When Sibanye-Stillwater bought Lonmin’s mining operation it also bought its responsibility to the families of the dead men, the mineworkers injured during the massacre (many go whom cannot work because of their injuries) and the community of Marikana itself.
I have read BASF’s company profile, annual reports and its online Marikana page, where it prides itself on being the very best example of German industrialisation with a deep commitment to clean supply chains.
Yet, when I return to Marikana and speak to community members and mineworkers I encounter a very different reality. Residents tell me that Lonmin consulted with them more than Sibanye-Stillwater over social initiatives in the area and that they have been denied their agency and voice in this matter.
Mineworkers talk about about the intense output pressure which has led to lax health and safety standards.
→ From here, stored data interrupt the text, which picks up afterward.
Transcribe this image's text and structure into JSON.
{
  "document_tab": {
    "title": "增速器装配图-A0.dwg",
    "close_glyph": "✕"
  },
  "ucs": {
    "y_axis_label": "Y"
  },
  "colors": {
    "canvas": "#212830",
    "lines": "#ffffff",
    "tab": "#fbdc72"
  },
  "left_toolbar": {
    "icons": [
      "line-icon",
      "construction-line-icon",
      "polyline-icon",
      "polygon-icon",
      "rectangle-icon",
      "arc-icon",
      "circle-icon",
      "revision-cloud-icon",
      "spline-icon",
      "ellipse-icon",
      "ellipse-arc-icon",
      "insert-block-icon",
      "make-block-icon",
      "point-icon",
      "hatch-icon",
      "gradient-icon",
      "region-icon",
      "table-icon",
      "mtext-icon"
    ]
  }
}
Sibanye-Stillwater has a reputation in South Africa’s mining industry of being the cowboys of the industry — concerned with production output above all else. In 2018 it counted 25 of the 60 mining fatalities recorded by the Department of Mineral Resources across the industry — the highest fatality rate in the industry.
As Benya and Chinugo noted in their research last year Sibanye-Stillwater recorded 18 fatalities in 2021, three of them in Marikana.
Whether dead, or living in impoverishment, these are real people’s lives. If it is committed to cleaner supply chains, BASF has a commitment to these people. I must ask you, with the billions of euros of profit made form the various products using platinum group metals: what is the business volume at Marikana, and how much of that is then recommitted to transforming the platinum-mining sector in my country.
I address you today during the Freedom Day holiday in South Africa. This marks the day we voted in our first democratic election in 1994. I can assure you that after a decade of documenting the effects of Marikana on the families, the mineworkers and my fellow South Africans I am certain of one thing: there are very few tangible freedoms for those living and working in Marikana.